The Patented Medicine Prices Review Board (PMPRB) has announced revised proposals to amend the Patented Medicines Regulations, 1994. The revised proposals were published in the Canada Gazette, Part I on Saturday, October 6, 2007 in the form of a notice of proposed regulations by the Governor in Council under section 101 of the Patent Act. Interested parties have been given 15 days, until October 22, 2007, to make written submissions to the Secretary to the Board.
The Regulations set out the requirements for patentees to file information on the prices and sales of patented medicines and other information to the PMPRB. The Board initially proposed substantive changes to the Regulations almost two years ago, on December 31, 2005. Patentees raised a number of concerns about those proposals and the PMPRB held further consultations with Canada's Research-based Pharmaceutical Companies (Rx&D), BIOTECanada and the Canadian Generic Pharmaceutical Association.
Although the proposed regulation withdraws or modifies some of the more contentious proposals previously advocated by the PMPRB, it would require patentees to report information on the "type" of rebates or discounts they provide. The current regulations provide that patentees report the average price or net revenue from sales of patented medicines after "any reduction given as a promotion or in the form of rebates, discounts, refunds, free goods, free services, gifts or any other benefit of a like nature." The proposed changes would now also require that patentees indicate the "type" of reduction given. The 2005 proposal had included the requirement to identify and report "the amounts and types of benefits deducted," but the new proposal would only require information on the "types" of benefits and not on the "amounts."
Despite complaints by patentees that the requirement to report more information on reductions would impose an onerous burden on them, the PMPRB takes the position that it needs to be assured that only allowable deductions are being claimed and that having information on the types of benefits would assist in determining that reporting is consistent and complete. The purpose is further explained as "to reinforce for patentees the importance of ensuring correct data filings especially regarding the quantity of products associated with discounts, rebates, free goods, etc." even though the requirement is to report only types and not amounts.
It is proposed that the requirement to file information concerning types of benefits will not come into force until July 1, 2008. The Board will also amend the current Form 2 on which patentees report price and sales information to add a column into which they would enter appropriate codes to indicate the type of reduction included.
Another change would require patentees to submit a copy of the product monograph when they file "medicine identification" information (Form 1) to the Board. Where patentees begin selling the medicine before an NOC, they would be required to file "information similar to that contained in a product monograph." This latter provision replaces an original proposal to require filing of a draft product monograph. It is not clear what "similar" information the Board would expect a patentee to file in these circumstances.
The latest proposals would also shorten the time period for filing a Form 1. Currently, patentees have 30 days from the date of issuance of the NOC or first sale, whichever comes first. The new proposal would shorten that time to seven days. Initially the Board had wanted to shorten it to one day. There would also be a reduction in the time period covered by the first report on prices and sales. Currently, patentees are required to report price and sales information for the first 30 days of sales of the patented medicine within 30 days, i.e. 60 days after the first sale. Under the new provisions, patentees would be required to report the first day's sales within 30 days. Initially, the Board had proposed to require reporting of the first day's sales within one day.
Although the proposed regulation includes certain controversial changes, others which the PMPRB originally proposed have been modified or dropped. The original proposal to require patentees to file information on patent applications has been abandoned and the time period for reporting the semi-annual price and sales information has not been reduced. Those deadlines remain the same, within 30 days of the end of the January to June and July to December periods. The original PMPRB proposals to require the reporting of proposed price increases have also been excluded from the proposed regulation.

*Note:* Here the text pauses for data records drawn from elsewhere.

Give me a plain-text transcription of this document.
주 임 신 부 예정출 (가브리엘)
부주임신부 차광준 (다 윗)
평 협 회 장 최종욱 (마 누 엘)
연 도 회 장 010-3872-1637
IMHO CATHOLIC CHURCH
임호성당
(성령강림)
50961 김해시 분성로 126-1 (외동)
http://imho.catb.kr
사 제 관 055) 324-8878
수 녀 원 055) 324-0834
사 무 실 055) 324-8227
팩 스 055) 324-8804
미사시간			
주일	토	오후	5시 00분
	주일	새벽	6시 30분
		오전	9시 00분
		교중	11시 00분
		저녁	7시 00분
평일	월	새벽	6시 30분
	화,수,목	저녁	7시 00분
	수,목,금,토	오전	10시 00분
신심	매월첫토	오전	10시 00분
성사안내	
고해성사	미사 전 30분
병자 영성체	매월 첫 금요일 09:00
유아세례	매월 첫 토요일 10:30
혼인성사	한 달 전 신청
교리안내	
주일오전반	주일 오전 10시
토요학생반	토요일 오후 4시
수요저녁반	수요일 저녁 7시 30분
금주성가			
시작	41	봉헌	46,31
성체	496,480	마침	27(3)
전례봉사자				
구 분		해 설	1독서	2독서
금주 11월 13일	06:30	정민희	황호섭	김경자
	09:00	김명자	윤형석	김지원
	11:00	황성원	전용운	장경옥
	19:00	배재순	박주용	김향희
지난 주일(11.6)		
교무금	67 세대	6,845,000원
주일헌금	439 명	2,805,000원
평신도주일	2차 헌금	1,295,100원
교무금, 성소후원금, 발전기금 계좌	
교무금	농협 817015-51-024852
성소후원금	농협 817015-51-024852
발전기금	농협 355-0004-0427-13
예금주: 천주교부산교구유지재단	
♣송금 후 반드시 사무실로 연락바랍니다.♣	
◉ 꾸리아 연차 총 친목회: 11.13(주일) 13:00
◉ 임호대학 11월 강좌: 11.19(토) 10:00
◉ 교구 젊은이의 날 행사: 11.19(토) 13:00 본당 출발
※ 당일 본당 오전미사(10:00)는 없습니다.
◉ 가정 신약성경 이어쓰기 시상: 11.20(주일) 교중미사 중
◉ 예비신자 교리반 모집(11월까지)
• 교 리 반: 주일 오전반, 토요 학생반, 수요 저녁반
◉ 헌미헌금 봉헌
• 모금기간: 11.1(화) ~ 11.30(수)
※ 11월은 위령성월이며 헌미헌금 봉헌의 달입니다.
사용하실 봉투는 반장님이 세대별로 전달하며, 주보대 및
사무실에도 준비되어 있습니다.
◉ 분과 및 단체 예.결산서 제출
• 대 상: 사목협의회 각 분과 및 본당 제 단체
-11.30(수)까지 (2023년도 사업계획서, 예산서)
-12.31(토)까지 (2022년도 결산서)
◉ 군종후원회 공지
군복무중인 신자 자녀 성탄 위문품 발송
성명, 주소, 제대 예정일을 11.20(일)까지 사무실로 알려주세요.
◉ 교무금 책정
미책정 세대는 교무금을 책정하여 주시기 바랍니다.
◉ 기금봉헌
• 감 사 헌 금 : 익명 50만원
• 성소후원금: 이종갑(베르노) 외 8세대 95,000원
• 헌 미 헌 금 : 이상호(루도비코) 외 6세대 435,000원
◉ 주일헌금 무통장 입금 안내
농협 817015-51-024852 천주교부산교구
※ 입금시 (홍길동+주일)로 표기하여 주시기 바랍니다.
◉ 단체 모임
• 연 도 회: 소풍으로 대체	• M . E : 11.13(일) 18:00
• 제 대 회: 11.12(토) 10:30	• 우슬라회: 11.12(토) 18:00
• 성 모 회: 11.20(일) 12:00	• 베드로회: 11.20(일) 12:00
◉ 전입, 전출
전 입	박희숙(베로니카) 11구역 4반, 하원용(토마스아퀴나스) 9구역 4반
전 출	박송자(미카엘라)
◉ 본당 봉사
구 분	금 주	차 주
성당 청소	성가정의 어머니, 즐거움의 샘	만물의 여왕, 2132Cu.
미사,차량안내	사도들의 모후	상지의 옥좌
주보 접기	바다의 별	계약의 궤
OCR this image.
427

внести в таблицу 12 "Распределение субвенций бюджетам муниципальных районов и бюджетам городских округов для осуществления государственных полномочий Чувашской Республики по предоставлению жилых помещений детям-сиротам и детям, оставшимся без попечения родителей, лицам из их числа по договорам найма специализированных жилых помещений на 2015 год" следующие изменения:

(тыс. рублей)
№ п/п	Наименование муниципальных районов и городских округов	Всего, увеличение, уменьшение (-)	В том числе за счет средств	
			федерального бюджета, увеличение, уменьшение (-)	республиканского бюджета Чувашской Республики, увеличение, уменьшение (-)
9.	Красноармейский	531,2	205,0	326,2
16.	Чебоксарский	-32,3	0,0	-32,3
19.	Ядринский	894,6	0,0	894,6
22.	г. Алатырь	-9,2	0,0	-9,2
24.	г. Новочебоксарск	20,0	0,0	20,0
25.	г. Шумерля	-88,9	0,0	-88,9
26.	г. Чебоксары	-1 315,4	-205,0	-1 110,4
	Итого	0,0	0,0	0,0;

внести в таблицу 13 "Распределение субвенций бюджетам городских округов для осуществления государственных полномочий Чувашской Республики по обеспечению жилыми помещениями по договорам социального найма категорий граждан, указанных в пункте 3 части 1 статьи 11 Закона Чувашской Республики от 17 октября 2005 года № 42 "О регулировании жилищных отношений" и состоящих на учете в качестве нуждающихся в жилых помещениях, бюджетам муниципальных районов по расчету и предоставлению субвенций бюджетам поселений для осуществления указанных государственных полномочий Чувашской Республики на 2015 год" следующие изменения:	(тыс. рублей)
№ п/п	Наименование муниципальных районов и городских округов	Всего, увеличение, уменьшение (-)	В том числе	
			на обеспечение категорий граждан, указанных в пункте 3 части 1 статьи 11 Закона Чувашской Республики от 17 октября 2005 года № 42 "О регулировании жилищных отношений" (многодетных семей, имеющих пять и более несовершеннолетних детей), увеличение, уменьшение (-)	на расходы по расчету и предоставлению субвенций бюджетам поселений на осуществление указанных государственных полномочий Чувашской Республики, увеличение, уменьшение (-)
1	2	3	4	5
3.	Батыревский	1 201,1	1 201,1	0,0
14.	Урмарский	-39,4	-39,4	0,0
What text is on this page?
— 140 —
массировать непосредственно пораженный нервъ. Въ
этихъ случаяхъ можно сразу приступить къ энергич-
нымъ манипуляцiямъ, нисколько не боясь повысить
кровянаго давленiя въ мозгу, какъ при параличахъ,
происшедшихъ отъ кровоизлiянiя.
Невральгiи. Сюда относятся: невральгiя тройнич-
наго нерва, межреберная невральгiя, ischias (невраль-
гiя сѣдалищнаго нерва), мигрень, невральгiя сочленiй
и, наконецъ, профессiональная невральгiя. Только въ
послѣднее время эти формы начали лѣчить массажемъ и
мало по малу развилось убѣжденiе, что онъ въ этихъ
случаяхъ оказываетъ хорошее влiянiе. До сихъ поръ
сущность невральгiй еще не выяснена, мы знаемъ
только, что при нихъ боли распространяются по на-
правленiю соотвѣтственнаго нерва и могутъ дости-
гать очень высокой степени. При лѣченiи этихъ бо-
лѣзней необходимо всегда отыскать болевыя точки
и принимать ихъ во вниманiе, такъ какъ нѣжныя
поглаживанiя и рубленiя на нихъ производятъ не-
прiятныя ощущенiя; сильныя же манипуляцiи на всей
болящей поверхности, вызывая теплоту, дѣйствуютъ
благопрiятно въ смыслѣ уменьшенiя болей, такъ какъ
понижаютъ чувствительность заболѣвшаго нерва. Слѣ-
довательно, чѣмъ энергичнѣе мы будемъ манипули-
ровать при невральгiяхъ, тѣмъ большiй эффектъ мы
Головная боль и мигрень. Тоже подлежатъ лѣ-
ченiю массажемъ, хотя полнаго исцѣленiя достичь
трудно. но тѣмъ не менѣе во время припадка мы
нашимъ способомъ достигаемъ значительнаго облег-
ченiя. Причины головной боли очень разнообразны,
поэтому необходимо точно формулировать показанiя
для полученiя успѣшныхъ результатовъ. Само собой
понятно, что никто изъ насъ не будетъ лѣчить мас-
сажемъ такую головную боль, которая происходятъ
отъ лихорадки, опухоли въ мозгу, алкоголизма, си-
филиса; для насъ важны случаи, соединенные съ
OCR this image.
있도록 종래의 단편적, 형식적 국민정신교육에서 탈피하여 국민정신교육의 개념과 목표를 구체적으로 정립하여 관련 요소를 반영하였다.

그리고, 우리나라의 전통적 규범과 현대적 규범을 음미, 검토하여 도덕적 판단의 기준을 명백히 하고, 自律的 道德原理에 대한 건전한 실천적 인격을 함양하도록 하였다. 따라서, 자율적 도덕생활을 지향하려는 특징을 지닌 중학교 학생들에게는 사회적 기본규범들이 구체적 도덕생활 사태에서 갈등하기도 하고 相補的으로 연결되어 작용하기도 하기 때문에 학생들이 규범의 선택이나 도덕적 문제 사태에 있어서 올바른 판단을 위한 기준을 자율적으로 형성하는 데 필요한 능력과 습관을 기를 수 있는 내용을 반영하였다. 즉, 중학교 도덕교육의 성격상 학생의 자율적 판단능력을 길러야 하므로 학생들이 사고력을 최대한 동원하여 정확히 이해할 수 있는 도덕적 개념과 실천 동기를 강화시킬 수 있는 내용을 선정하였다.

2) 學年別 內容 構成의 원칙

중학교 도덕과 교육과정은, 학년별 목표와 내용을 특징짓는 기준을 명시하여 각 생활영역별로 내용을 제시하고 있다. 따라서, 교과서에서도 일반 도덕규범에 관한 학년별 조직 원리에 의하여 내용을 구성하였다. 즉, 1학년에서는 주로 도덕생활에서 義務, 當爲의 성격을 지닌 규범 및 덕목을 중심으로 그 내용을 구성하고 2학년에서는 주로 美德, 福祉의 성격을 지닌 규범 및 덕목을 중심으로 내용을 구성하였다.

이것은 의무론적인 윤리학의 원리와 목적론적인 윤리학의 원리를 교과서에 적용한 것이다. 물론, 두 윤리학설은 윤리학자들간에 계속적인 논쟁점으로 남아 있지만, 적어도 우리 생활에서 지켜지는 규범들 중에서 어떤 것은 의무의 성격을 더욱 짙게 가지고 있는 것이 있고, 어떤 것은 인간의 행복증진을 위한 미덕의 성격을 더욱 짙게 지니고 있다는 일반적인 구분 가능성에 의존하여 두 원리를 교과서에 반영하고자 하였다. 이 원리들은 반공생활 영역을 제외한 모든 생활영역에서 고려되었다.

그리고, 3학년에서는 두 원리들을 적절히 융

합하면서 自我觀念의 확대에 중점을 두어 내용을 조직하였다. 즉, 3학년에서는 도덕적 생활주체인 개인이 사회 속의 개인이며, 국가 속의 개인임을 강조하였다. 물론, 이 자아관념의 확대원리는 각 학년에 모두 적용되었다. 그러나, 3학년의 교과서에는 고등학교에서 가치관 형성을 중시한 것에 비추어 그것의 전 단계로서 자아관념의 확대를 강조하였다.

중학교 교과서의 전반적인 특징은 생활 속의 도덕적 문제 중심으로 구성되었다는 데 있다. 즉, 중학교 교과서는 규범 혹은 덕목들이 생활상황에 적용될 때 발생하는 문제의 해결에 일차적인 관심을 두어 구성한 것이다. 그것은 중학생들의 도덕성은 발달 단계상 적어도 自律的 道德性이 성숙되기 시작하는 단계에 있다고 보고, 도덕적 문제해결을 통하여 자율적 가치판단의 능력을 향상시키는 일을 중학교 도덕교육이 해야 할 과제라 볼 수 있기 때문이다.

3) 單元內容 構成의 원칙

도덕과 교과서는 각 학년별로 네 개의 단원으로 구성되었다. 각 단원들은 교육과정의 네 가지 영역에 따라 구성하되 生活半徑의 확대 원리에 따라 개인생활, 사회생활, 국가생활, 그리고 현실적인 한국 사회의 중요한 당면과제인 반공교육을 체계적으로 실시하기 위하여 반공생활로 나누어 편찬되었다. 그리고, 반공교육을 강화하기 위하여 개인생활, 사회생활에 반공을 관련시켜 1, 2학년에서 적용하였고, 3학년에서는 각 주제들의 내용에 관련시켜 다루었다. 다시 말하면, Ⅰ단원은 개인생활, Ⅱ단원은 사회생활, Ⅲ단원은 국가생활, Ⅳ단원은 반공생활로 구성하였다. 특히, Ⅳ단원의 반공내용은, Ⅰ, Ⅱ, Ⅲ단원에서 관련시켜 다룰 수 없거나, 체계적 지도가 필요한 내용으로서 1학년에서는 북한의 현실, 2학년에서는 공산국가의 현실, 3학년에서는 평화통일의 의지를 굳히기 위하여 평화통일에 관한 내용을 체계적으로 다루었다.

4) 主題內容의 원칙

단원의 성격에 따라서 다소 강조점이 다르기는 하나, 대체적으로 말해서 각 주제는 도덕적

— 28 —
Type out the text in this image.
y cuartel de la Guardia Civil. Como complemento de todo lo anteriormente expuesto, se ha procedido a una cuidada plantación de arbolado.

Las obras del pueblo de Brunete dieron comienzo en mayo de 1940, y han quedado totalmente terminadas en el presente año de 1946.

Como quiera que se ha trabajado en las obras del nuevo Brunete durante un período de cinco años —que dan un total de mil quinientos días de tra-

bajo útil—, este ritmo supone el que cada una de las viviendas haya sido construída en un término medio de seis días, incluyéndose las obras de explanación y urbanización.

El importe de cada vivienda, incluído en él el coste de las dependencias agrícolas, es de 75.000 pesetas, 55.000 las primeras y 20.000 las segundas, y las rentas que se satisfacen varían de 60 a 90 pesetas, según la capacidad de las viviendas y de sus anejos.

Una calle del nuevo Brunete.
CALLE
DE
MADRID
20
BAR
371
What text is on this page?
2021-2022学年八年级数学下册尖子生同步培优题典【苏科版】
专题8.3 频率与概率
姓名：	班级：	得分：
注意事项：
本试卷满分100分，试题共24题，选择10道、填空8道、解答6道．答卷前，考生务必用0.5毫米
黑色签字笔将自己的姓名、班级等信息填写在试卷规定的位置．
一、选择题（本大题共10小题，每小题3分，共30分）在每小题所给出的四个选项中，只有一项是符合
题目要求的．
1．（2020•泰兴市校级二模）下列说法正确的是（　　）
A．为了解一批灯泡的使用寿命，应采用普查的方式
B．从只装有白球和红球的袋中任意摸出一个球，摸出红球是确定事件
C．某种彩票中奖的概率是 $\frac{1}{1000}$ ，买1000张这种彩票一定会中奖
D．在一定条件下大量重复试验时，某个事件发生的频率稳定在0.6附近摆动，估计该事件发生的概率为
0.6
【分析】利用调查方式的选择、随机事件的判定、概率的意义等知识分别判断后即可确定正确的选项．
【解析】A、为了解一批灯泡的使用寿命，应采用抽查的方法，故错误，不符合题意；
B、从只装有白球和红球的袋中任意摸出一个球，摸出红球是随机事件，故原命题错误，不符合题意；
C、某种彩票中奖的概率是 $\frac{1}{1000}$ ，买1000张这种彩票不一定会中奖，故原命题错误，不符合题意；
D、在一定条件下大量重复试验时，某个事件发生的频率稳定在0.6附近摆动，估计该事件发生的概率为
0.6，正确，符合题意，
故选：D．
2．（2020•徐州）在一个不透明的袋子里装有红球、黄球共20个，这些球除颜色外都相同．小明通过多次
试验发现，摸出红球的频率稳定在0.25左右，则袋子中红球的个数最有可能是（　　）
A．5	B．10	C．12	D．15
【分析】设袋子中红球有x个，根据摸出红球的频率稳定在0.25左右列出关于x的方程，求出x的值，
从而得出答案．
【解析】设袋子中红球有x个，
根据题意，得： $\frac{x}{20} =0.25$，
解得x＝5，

The proposed regulation includes non-controversial proposals previously put forward to reduce the filing requirements for OTC drugs and for veterinary drugs in order to permit a complaints-based approach. In these cases, patentees would no longer be required to file price and sales information on a regular basis but would be expected to do so within 30 days of a request from the Board.
The proposals also include a number of "housekeeping" changes including requiring that all filings be made electronically in the future. This latter change will also only become effective on July 1, 2008.
Except where indicated, the proposed changes would come into effect as soon as the proposed regulations are approved.